Wikimedia Foundation announced the release of the test version of offline Wikipedia. The project is called Wikipedia On DVD. The CD (yes, actually it's not a DVD - the image has 420MB) includes almost 2000 carefully selected articles including... an article about Ubuntu. That's a major surprise! If you had to pick 2000 most important topics from all areas of knowledge, would you choose a 2.5 years old project? They did and that's a great example of how hugely popular Ubuntu has become lately. Anywhere you go, you read about the brown distro. It's interesting how the focus of articles and comments changes - I remember that around the time I started using it (April 2005, right after Hoary was released), every article started with an obligatory "brown is ugly", "code names are silly" and "Mark's been to space". Now it shifted towards discussions on technical merits and Ubuntu being a really good alternative to Windows. To us it's always been better, but suddenly the outside world really begins to see the bug #1 as solvable.

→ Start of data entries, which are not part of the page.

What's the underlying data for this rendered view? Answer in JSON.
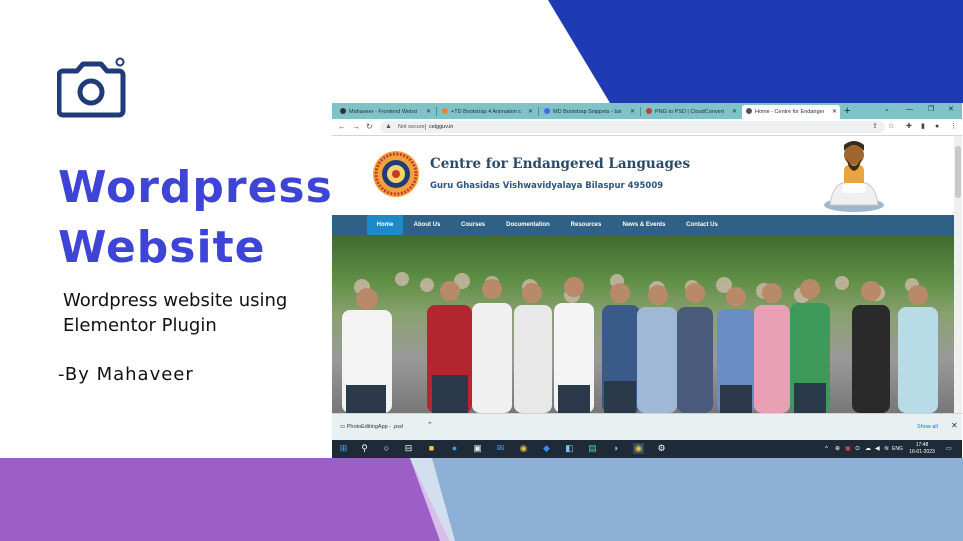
{
  "slide": {
    "title_line1": "Wordpress",
    "title_line2": "Website",
    "subtitle_line1": "Wordpress website using",
    "subtitle_line2": "Elementor Plugin",
    "byline": "-By Mahaveer",
    "colors": {
      "accent_blue": "#1f3bb3",
      "title": "#3e44d6",
      "purple": "#9b5fc7",
      "light_blue": "#8fb0d6",
      "camera": "#1f3b78"
    },
    "camera_icon": "camera-icon"
  },
  "browser": {
    "tabs": [
      {
        "label": "Mahaveer - Frontend Websi",
        "favicon_color": "#333333",
        "active": false
      },
      {
        "label": "+TD Bootstrap 4 Animation c",
        "favicon_color": "#e8833a",
        "active": false
      },
      {
        "label": "MD Bootstrap Snippets - bsi",
        "favicon_color": "#3a6ee8",
        "active": false
      },
      {
        "label": "PNG to PSD | CloudConvert",
        "favicon_color": "#c23b3b",
        "active": false
      },
      {
        "label": "Home - Centre for Endanger",
        "favicon_color": "#555555",
        "active": true
      }
    ],
    "new_tab": "+",
    "address": {
      "security": "Not secure",
      "url": "celgguv.in"
    }
  },
  "site": {
    "title": "Centre for Endangered Languages",
    "subtitle": "Guru Ghasidas Vishwavidyalaya Bilaspur 495009",
    "nav": [
      "Home",
      "About Us",
      "Courses",
      "Documentation",
      "Resources",
      "News & Events",
      "Contact Us"
    ],
    "active_nav": "Home",
    "colors": {
      "nav_bg": "#2f6186",
      "nav_active": "#1f88c9",
      "title": "#2a4a6a"
    }
  },
  "downloads": {
    "file": "PhotoEditingApp - .psd",
    "show_all": "Show all"
  },
  "taskbar": {
    "lang": "ENG",
    "time": "17:48",
    "date": "16-01-2023"
  }
}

Personally, I don't really see the reason for the project heading in the "manual selection" direction. Wikipedia's English version alone has over 1.7 million articles and it's pretty clear that some kind of automation is desired. How about letting users rate articles and select the top X based on rating and popularity? I'd rather download full database dumps and install it manually, then bother with installing something that contains only 2000 documents.